I have two machines: machine A and machine B. Machine A routes all the traffic through the machine B. On machine A I set these iptables rules:
iptables -t nat -A PREROUTING -i wlan0 -j DNAT --to-destination 172.16.250.128
iptables -t nat -A POSTROUTING -o tun0 -j MASQUERADE
Where tun0 is the interface which contains the IP address 172.16.250.128 in its ip range.
Now all the packets received on machine A is routed to the machine B, without changing ports.
On machine B I setup a transparent proxy (mitmproxy, burpsuite, etc) on port 8080 and this iptables rule:
iptables -t nat -A PREROUTING -i ens33 -p tcp -j REDIRECT --to-ports 8080
Where ens33 (ip 172.16.250.128) is the interface connected to the interface tun0 on machine A.
The rule above redirects all tcp packets from that interface to port 8080 - the port on which the transparent proxy listens to.
All works great, all TCP packets is routed through the transparent proxy.
But I'm not sure about how the transparent proxy knows the original destination of the packet (both address and port)?

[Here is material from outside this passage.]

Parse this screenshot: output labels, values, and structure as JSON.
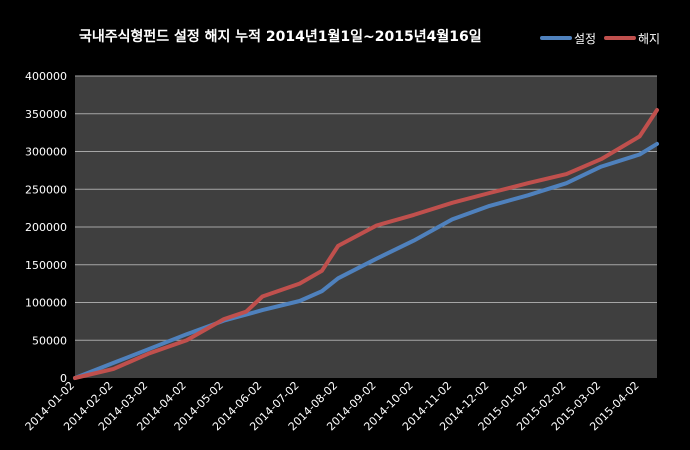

I found this question: [link][1]
It says that iptables saves the original destination before the destination is modified.
Now I understand how the transparent proxy knows the original port.
But what about the destination address? Since the destination address is modified on the machine A, I think machine B and its internals should not know about the original destination address since the machine B didn't modified it, right? But somehow it's still able to somehow get the original destination address of the packet sent to wlan0 interface that is routed to the transparent proxy. I know it because obviously the transparent proxy routes packets to the original destination correctly (the destination on the Internet).
How the machine B knows the original destination of the DNATed (modified destination) packet? Does the original destination sent over the network as well? I didn't see it in wireshark. [1]: How does a transparent SOCKS proxy know which destination IP to use?